Uncertain light pulls their shadows towards us, over ochre burnt corn. Scarred leather saddles, frayed reigns, kimblewick, curb chains, their song
Like a distant Rosary, a Buddhist chant, a Du’a or Kaddish, and the rattle of metal, a reminder of movement and the ability to listen and hear.
Our porch overlooks the field. Save there is no porch and there is no field, there is only our minds and an inclination to want to be near
To someone we know, when along the valley a church bell tolls, or a train horn blows, or a wounded buck bellows at the solitary, reflective moon…
Everything is over too soon, when you regard the festive mess. Everything takes so long to start, when the umbilical bonds of youth cocoon
Our hearts. Unwilling to let loose, the knife from the scabbard, or the unrepentant fire from the boundary of its hearth.
We have laughed together. We have cried separately. We have felt the warm sand pinched by the narrowing glass.
See the silkworm feeding on a mulberry leaf. Unaware of the riders, homeward bound after their long days toil, or of our thoughts
Later, when its dark, and the riders are forgotten, and wearisome gaslight cackles at the meaning of all these dreams… we may talk…
Or we may silently agree that its better by far
To listen to the wind and stare at the stars.
Shoreditchpoet Copyright DMM
Photograph by: Credit:Silvia Bonanno Stock photo ID:1596925586
How this poem came about:
Pat, my cousin, has a significant birthday on Tuesday 26th Nov.
I wanted to write something for her because she has always sent me a birthday card. She repeated this simple but considerate act with each of my four children.
We do not see Pat and her immediate family often, something I always intend to rectify when we do see each other — but, regrettably, never do.
Pat’s mother Nell, was a favourite aunt of mine growing up. Naturally motherlike, protective, kind and always cheerful — matching her husband Ted in these qualities.
They were of the war generation. Ted serving on the Russian convoys — keeping our then allies armed and fed.
Prior to their marriage, young Nell was central to her family back home. Working non-stop and keeping everyone laughing and positive. The Cleland’s were tough East Enders, narrowly escaping death under the Nazi Blitzkrieg on a regular basis.
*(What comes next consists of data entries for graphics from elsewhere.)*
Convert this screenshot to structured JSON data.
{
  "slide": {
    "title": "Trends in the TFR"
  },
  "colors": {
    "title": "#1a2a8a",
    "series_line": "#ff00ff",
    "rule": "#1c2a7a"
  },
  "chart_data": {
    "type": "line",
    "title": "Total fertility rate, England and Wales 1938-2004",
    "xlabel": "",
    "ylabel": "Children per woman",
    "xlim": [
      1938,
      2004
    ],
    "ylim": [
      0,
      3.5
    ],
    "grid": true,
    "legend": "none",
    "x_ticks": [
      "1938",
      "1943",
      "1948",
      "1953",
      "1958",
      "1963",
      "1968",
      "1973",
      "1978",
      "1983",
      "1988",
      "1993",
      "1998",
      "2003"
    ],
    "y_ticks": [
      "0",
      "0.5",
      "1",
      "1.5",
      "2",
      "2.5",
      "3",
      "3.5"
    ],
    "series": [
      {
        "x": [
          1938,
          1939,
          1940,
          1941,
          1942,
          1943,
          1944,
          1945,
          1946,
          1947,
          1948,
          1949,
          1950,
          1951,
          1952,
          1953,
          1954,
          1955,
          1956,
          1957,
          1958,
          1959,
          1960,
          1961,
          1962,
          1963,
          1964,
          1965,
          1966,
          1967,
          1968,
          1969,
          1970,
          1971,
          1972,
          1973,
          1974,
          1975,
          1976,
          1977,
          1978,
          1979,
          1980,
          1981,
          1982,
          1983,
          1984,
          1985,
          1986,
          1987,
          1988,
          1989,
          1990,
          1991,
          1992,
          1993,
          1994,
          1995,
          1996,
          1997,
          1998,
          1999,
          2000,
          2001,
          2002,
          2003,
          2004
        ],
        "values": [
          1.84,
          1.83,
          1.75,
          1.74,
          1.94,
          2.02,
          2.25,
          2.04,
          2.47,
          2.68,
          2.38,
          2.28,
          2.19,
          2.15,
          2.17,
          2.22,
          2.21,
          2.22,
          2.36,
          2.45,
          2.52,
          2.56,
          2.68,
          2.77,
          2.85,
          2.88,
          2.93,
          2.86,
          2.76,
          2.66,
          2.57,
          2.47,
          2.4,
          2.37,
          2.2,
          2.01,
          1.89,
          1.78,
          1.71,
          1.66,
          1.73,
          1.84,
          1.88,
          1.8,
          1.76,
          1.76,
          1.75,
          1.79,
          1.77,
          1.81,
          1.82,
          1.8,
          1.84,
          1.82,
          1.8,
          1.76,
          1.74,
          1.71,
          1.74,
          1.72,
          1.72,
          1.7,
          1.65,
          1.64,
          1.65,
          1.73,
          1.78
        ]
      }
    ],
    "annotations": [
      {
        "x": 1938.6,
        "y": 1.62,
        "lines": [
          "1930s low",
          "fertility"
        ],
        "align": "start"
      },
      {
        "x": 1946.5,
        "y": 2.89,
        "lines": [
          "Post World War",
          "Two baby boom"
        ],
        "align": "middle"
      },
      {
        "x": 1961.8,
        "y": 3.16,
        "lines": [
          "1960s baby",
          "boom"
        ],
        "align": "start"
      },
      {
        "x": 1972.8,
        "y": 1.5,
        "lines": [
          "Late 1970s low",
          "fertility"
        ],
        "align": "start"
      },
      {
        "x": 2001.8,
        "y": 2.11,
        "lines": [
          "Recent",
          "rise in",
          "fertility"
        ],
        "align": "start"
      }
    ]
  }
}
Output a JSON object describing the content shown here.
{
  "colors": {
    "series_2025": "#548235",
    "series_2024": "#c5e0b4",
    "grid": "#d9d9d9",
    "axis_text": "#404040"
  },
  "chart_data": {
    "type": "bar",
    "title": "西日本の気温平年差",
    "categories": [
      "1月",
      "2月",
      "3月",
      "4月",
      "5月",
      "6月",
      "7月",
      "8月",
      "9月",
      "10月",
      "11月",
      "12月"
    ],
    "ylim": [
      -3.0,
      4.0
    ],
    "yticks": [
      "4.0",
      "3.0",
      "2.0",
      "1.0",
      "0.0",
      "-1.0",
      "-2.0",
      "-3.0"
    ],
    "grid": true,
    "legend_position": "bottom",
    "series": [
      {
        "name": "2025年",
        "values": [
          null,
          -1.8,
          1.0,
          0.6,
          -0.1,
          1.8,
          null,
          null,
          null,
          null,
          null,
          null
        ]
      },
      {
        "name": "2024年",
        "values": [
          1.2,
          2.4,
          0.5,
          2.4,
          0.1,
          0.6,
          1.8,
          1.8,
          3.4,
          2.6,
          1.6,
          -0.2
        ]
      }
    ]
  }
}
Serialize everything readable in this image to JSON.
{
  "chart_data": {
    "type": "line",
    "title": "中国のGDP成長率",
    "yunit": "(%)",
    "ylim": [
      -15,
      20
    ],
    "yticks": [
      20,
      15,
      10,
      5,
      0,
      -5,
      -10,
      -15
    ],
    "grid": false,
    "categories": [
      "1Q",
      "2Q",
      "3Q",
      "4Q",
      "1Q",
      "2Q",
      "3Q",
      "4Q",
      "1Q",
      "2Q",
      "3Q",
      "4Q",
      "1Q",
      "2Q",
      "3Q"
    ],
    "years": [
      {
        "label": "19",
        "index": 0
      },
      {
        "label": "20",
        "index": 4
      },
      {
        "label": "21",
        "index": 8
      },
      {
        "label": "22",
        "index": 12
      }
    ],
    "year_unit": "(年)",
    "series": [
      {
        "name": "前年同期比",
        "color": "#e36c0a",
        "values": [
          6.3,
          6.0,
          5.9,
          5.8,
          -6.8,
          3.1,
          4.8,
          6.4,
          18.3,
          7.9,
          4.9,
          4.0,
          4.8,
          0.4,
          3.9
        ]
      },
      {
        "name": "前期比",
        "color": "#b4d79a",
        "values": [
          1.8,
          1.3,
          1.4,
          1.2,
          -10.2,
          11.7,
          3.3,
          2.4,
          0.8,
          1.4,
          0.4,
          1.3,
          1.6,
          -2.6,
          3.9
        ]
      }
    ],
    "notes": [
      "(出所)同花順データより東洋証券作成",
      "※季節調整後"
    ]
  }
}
On one occasion, after a severe bombing, Nell and her three sisters Connie, Dora and Annie crawled out of a Leicester Square cinema and embarked on the treacherous walk back from a ruined West end of London to an even more obliterated East End. On route, a young fire warden thrusted a baby into Nells arms. “Save him” the young warden yelled out as he disappeared into the acrid black metallic dust.
The young sisters took it in turns to carry the baby back to the ruins of their home. Eventually, finding the rest of the family laid on the floor of an old school hall, they handed the baby to their mother, who took the child to the nearest police station.
Is it any wonder that, from this stock, courageous, kind, cheerful and loving offspring found their way into the world?
Today, parallels of similar events across the world resonate.
I do not try to find hope, nor positivity in such distress. Suffering is real. There is nothing else to say.
However, it is also true to acknowledge courage and compassion. As we mature, some of us are left to reflect on events and stories — both personal and of our time. The contemplation of such things colours us. Manifestations of these reflections surface in a multitude of ways. Through creativity, via small and great acts of compassion. Sometimes simply by being a constant in someone’s life.
The simple act of sending a birthday card, is one such act, and whilst (unfortunately) seldom acknowledged in my case, it is always recognised and appreciated.
A little piece of all we are, exists, in simple acts of kindness.